Judge Laro: “In his… Computation for Entry of Decision, petitioner asserts that respondent is not entitled to collect prejudgment interest from petitioner under Texas state law. Respondent does not address this issue in his calculations.” Order, at p. 1.
“Prejudge not, lest ye be prejudged,” as a much more exalted personage remarked never. Or so Cullifer would have Judge Laro rule.
Of course, the questions immediately coming to mind are (1) what, if anything, has Texas State law to do with transferee prejudgment interest on Federal income tax? and (2) If Texas State law is controlling on this point, what exactly is tort-reforming Texas State law?

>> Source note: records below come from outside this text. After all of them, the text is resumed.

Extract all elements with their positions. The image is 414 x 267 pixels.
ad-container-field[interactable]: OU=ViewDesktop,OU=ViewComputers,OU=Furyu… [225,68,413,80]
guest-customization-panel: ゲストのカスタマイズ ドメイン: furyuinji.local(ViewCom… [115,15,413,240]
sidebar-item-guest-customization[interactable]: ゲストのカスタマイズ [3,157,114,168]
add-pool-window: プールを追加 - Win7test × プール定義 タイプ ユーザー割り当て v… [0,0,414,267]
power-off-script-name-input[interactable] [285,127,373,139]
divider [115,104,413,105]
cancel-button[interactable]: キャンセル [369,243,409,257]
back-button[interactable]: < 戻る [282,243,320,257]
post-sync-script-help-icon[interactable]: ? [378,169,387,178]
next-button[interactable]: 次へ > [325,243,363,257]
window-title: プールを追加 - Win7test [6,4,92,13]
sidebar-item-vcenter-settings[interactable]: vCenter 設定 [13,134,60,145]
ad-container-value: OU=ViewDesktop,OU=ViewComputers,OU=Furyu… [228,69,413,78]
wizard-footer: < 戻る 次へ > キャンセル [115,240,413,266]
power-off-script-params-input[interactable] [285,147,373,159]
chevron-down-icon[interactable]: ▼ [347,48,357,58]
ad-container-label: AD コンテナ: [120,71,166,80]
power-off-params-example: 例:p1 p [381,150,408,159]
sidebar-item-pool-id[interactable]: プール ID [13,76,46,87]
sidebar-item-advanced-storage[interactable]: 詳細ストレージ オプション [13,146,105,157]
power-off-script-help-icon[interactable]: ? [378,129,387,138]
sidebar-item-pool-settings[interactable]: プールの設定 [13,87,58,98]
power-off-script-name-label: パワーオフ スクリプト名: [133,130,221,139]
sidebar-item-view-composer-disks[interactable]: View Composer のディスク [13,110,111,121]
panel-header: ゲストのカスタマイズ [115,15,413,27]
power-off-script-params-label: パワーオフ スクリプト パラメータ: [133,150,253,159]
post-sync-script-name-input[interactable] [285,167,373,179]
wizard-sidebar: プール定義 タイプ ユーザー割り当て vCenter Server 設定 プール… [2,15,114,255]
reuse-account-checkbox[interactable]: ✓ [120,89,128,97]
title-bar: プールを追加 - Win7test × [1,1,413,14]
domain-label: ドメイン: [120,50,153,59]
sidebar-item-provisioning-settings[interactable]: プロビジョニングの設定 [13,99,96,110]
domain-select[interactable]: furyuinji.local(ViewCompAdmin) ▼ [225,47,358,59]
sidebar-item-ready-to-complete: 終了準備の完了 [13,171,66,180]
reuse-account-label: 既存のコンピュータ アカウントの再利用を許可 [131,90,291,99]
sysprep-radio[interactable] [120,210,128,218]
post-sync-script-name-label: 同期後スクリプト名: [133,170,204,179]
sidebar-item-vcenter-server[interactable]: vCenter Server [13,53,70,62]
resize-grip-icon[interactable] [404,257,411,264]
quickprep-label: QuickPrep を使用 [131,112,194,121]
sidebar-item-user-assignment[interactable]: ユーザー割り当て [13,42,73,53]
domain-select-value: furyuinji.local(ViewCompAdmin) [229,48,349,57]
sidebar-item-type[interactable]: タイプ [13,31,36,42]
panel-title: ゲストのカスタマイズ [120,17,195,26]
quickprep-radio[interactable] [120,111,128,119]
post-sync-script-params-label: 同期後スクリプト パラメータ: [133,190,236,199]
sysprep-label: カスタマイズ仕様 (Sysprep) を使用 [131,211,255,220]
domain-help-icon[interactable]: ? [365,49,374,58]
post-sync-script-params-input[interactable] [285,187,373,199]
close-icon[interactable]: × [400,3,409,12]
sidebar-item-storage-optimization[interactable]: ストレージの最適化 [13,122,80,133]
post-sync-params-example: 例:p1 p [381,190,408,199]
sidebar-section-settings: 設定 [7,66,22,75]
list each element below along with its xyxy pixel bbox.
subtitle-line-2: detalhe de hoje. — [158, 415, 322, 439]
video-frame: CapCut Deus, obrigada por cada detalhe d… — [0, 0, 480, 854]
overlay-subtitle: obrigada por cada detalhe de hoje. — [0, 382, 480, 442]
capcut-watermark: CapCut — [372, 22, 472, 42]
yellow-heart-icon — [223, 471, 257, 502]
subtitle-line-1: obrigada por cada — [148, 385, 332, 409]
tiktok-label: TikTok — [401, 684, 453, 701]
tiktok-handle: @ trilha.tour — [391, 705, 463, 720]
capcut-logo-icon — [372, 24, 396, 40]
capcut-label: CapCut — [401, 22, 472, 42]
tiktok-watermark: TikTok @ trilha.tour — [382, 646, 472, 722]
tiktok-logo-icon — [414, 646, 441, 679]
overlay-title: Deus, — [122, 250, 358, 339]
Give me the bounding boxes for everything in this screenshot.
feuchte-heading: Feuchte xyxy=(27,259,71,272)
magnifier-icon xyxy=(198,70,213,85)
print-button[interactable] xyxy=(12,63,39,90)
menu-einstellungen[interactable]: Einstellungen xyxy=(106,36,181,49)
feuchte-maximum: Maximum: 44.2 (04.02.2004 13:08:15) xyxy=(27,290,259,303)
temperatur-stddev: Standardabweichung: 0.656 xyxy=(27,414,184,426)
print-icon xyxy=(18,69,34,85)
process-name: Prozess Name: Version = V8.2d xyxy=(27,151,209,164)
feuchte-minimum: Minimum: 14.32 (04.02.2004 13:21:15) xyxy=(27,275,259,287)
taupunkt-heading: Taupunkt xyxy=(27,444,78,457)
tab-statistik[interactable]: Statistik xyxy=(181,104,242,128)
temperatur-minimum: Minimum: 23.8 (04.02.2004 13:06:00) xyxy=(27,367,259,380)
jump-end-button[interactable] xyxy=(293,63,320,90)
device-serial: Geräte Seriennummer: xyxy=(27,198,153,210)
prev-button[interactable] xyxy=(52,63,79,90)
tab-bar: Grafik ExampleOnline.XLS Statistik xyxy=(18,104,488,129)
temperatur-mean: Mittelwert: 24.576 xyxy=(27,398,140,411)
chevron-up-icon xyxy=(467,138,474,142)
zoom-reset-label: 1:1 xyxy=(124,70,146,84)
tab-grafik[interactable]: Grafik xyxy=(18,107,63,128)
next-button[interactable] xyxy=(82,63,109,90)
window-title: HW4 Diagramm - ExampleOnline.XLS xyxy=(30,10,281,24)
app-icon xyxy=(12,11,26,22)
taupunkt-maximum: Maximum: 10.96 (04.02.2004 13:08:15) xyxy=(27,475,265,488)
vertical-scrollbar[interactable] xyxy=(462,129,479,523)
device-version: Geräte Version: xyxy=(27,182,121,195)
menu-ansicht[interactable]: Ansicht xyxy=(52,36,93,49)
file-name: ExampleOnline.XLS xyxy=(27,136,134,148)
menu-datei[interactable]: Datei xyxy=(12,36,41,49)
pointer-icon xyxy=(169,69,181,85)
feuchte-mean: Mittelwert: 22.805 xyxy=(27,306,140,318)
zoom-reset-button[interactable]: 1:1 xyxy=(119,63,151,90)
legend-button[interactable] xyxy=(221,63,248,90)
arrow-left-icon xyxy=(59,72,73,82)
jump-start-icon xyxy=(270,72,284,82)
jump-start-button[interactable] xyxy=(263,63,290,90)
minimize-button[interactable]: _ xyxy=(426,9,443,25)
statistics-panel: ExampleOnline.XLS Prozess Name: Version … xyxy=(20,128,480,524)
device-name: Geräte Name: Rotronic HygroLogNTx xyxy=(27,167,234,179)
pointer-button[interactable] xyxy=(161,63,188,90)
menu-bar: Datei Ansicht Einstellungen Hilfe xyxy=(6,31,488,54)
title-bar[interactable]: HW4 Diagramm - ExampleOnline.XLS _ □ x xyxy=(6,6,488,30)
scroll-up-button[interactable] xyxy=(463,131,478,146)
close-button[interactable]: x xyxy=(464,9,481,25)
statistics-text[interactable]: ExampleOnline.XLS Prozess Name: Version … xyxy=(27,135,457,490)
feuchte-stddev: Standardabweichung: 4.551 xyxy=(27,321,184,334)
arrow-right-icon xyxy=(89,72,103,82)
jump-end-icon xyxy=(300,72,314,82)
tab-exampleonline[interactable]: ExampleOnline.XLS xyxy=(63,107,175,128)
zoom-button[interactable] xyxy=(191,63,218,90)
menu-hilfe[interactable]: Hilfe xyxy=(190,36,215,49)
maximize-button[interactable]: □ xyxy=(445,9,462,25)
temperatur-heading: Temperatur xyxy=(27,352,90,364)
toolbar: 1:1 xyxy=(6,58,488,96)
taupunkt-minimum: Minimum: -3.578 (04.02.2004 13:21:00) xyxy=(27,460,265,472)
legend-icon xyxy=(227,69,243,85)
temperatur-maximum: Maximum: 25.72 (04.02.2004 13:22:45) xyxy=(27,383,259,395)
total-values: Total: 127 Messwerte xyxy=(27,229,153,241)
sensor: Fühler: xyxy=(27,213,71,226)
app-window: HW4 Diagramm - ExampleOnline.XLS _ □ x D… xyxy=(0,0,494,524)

Judge Laro isn’t going to do anybody’s homework for them, so “…the parties shall each file with this Court a Memorandum in Support of Computation of no more than 10 pages, briefing the Court on the issue of whether respondent is entitled to prejudgment interest from petitioner in this case. To the extent that the prejudgment interest issue is a matter to be decided in equity, the parties shall brief the Court, within the pages allotted, on whether respondent is entitled to collect prejudgment interest from petitioner in equity.” Order, at p. 1.
And they each have two weeks to do it.
This is not about interest on income tax directly owed by Cullifer. Cullifer only owes because he was allegedly bamboozled by our old chums Mid-Coast Financial. But Section 6901(a) seems to put transferees into the ankle-strappys of transferors, so it’s interest from the date the liability was incurred, regardless if by transferor or transferee, no?
Cain’t hardly wait for Judge Laro’s answer.